Why I started observing pollinators

Elliott invited me to contribute to his post by sharing my story, so here we go…

Elliott, what a great journey, and thank you for inviting me to contribute to this post! Although it surprised me at first, it really makes sense that we share two pivotal influences in our path to recognizing and falling in love with the ecosystems that surround us: COVID and iNaturalist.

Although I’ve always had a love of gardening, starting with an indoor cactus garden in Cleveland, OH back in the 60s, my interest was broadened and intensified after moving back to Phoenix in 2019 after a 15 year hiatus. I signed up for a couple of courses at the Desert Botanical Garden Landscape School, although the second course was halted when COVID infections began escalating across the country.

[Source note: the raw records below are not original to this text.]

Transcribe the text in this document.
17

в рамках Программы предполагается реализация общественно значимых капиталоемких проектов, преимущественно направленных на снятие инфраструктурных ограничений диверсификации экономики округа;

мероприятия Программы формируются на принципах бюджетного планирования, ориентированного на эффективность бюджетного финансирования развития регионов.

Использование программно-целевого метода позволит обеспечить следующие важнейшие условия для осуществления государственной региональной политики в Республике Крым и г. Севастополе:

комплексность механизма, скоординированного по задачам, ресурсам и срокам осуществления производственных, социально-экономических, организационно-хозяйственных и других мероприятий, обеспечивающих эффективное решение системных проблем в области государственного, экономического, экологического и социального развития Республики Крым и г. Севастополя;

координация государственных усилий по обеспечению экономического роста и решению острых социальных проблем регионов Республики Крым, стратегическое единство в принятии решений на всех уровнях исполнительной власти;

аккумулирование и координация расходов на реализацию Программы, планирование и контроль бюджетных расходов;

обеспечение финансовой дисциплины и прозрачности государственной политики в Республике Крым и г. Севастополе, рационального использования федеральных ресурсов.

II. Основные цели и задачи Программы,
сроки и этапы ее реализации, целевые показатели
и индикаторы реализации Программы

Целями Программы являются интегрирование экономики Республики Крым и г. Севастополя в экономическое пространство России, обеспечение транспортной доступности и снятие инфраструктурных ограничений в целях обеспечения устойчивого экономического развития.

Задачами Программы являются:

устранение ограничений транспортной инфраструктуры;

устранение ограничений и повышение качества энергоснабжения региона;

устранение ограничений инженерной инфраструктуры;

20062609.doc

And then a rather interesting post appeared in my fb feed: MetroPhoenix EcoFlora, an iNaturalist project coordinated by Jeny Davis at the Desert Botanical Gardens. Big changes start with a small step, and big events encourage change.

My first observation was a Hop Bush, which I then learned was a larval host plant for the Cincta Silkmoth, and things began to click.

Fast forward to 2021 – I had made thousands of plant observations, and developed a strong interest in the insects that visited the plants. And 2021 turned out to be a banner year for butterflies in Phoenix; what amazing fortune 🙂

I also found an opportunity to apply my background in training by developing A Visual Guide to Low Desert Butterflies and Moths.

Which then evolved into PollinatorWeb.com

So with a step, a journey began. A door opened and I stepped through, and got to know the plants and insects around me, and met some amazing people, some virtually and some in person!


  1. Wendy Gordon says:

    Thanks, George. Your piece is a reminder that there is so much to see and learn once we slow down and open our eyes.

    1. Elliott@PW says:

      I agree. A good excuse to hike slowly!

    2. George@PW says:

      Agreed! One of the great benefits of joining iNaturalist (second only to meeting great people), is the change of focus it brings to tours of the backyard or hiking events!